Once, on a spring afternoon while the General, Makiko, and Isao were talking, a pheasant flew down into the garden. “Oh, look! It must be from the Botanical Gardens,” Makiko had exclaimed. Her cheerful voice still echoed clearly in Isao’s ears. As the memory flashed before him, the womanly voice seemed to come from the crimson-winged pheasant itself. “It must be from the Botanical Gardens”—her tone seemed to suggest a luxuriantly wooded spot such as he had never seen, a domain of women.
Then the piano music caught Isao’s memory again and swept it along this way and that.
On an evening in May the same voice had spoken: “I was just on my way to flower-arranging class the other morning. It had been raining for days, so I opened my umbrella and was going down the stone steps when a swallow darted by and almost flew into the umbrella. It was a close call, believe me.” But when the General replied that it was indeed fortunate that she had not taken a bad tumble down the steps, Makiko protested that that was not what she meant. She had been concerned, rather, lest the swallow injure itself upon the umbrella’s pointed ribs. And Isao, listening to her, instantly re-created in his mind this critical moment and its captivating circumstances. The face of a woman flashed before him, somewhat pale in the faint green light that shone through the oiled paper of her sheltering umbrella, her cheeks moist from the misty rain, her expression taut with concern. Here was the quintessential woman, a woman standing upon the precipice of womanhood. And then the swallow, secure in the woman’s concern, revels in her pity, risking the ultimate as it flirts with death. Intent on wounding though it will itself be wounded, the swallow obeys a rebellious impulse, like a blade cutting through the purple irises of May, its eye upon the supreme moment. But the moment does not come. The anxiety resolves into a gentle poetic mood: a beautiful woman on her way to practice flower arranging, a darting swallow—they brush past each other and go their separate ways.
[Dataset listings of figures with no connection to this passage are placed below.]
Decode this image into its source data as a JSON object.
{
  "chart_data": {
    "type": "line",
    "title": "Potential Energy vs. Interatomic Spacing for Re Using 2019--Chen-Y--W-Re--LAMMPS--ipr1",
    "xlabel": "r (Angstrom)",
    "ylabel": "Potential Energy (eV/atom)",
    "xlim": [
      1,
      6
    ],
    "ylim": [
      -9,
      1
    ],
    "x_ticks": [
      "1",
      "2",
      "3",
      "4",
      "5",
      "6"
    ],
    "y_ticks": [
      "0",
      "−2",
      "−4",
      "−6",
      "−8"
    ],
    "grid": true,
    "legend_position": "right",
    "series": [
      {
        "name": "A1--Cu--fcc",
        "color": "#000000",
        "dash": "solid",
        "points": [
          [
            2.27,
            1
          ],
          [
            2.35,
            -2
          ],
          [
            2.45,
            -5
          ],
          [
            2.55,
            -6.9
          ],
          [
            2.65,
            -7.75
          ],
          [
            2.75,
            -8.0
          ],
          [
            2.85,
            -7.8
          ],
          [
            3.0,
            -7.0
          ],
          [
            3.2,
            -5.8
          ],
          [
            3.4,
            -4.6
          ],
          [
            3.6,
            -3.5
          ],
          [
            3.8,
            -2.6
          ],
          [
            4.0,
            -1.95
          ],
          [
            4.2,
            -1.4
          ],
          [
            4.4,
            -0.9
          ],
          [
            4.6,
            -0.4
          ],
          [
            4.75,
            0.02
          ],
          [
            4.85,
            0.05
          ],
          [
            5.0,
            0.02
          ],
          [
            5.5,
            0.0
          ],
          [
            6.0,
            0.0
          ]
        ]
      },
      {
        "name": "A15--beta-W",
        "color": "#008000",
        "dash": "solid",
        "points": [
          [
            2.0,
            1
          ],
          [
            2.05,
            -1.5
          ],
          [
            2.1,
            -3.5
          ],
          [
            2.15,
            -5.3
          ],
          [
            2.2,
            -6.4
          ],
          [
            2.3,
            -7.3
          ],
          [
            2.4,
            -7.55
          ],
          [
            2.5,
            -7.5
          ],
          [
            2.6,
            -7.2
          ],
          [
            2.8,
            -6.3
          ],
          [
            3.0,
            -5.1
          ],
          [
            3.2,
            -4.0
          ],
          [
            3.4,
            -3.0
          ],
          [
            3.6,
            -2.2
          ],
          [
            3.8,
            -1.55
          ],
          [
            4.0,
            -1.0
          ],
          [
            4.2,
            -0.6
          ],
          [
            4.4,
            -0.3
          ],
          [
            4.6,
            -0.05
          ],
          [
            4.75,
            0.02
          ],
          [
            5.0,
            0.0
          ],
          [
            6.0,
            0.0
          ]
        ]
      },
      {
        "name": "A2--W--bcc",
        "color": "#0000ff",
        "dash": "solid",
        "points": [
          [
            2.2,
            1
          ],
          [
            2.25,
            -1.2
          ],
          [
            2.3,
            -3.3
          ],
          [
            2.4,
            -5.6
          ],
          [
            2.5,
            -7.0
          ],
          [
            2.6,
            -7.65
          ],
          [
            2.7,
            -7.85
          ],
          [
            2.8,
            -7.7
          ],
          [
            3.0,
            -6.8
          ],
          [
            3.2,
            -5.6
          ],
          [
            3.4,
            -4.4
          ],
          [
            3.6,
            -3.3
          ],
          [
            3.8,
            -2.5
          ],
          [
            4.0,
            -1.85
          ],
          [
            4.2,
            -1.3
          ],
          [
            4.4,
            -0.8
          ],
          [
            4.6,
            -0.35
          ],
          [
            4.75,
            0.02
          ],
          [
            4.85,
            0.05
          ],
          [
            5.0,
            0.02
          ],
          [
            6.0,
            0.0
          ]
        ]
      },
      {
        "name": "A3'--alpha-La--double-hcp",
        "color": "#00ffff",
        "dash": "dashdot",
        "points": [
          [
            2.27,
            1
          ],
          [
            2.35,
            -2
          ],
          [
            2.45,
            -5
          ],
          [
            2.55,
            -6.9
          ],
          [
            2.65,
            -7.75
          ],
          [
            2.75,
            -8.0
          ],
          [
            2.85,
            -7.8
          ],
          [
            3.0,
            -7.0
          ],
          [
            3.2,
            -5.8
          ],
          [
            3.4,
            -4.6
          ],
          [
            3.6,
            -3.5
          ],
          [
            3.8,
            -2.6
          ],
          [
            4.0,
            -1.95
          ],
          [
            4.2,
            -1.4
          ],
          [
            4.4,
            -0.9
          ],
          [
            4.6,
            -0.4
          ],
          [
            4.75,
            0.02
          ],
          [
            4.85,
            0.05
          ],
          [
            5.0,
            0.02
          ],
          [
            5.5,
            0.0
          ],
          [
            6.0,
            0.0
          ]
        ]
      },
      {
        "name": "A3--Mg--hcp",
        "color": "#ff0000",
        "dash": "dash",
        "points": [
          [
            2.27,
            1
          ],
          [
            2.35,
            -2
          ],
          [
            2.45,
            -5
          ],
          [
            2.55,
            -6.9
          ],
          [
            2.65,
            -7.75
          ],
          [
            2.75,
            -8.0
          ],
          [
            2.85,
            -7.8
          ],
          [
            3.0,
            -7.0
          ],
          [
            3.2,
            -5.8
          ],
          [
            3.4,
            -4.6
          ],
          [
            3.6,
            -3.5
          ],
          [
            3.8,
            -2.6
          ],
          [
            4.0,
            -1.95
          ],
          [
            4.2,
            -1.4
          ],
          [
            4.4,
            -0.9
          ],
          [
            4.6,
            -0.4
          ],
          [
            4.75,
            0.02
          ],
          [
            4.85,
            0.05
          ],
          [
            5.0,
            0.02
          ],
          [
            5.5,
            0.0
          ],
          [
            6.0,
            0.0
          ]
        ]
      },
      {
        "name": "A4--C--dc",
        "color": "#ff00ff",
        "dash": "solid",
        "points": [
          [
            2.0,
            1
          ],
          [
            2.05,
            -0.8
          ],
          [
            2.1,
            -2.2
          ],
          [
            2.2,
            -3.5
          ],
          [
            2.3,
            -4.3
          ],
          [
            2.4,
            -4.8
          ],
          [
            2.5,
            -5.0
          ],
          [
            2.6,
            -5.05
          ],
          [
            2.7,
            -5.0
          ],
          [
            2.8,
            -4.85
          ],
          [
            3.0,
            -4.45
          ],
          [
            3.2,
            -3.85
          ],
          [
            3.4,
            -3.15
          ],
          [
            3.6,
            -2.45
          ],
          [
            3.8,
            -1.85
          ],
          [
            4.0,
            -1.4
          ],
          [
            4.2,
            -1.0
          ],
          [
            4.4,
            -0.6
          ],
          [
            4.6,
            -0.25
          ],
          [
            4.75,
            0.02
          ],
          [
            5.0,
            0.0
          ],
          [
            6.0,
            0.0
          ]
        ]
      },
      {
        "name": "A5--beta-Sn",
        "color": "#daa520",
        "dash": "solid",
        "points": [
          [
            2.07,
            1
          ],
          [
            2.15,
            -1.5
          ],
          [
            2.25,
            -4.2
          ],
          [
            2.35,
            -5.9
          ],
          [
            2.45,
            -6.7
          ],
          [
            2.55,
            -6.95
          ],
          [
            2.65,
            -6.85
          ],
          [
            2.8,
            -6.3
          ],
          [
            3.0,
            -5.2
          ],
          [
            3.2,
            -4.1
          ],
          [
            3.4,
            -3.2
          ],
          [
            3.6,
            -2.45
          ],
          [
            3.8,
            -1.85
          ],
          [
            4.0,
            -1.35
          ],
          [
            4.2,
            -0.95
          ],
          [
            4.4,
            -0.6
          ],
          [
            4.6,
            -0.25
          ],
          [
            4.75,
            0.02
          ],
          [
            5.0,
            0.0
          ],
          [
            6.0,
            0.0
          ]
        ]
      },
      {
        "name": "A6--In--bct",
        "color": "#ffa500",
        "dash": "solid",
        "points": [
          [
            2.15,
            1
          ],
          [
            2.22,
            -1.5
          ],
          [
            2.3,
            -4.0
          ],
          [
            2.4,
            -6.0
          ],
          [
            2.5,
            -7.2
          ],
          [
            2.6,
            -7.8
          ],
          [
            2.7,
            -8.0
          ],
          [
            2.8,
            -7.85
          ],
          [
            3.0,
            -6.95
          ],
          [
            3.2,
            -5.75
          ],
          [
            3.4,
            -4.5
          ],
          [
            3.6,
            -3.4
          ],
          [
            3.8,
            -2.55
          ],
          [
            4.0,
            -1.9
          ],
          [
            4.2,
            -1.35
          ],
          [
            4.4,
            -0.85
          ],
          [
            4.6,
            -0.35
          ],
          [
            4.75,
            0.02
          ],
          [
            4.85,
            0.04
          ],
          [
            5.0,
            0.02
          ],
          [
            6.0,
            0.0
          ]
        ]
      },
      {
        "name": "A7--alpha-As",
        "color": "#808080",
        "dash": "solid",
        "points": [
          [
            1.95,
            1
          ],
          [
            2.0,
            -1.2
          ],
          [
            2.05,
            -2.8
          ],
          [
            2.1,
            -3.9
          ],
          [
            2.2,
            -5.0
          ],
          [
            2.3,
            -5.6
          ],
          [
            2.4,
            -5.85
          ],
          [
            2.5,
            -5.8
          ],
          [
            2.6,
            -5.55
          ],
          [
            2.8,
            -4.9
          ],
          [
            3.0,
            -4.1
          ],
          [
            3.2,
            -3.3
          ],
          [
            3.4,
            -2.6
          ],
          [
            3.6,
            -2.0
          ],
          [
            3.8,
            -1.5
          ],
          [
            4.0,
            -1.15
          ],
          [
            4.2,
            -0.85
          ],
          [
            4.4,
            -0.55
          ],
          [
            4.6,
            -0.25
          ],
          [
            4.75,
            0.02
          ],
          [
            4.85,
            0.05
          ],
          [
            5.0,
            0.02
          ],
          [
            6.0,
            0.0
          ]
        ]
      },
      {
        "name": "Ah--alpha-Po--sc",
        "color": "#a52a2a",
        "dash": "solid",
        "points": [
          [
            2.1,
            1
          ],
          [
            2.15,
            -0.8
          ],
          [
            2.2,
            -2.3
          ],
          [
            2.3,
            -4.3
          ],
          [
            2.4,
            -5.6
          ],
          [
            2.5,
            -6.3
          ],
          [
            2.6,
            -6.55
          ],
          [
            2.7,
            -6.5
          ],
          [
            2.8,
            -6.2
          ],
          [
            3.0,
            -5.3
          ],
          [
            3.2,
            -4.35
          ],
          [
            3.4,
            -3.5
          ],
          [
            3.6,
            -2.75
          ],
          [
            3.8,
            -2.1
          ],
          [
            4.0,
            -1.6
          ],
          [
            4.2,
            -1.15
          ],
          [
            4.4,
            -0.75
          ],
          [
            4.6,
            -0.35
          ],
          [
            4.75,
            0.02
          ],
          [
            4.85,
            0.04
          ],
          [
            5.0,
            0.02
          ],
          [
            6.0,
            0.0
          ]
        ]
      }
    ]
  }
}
“Are you taking good care of the lilies that you received at Izagawa Shrine?” Makiko asked Isao, and her question was so direct and unexpected that Isao could only say “I beg your pardon?” in response. The record had finished.
“The lilies I was given there, the lilies you brought from Omiwa Shrine.”
“No, no. I gave them all away.”
“You kept not even one for yourself?”
“No.”
“What a shame! No matter how withered they get, one should keep them until the next year. People say they are a safeguard against epidemics. At our house we lay them reverently on the family altar.”
“Did you press them?” asked Sagara without thinking.
“No, I didn’t think it would be proper to crush the flowers of the gods under a heavy object, so I put them on the altar just as they were and I’ve been giving them fresh water ever since.”
“But they’re already a month old!” Isao retorted.
“It is a marvelous thing, but they never wither to an unsightly color. I will show you. There can be no doubt that they are the flowers of the gods.”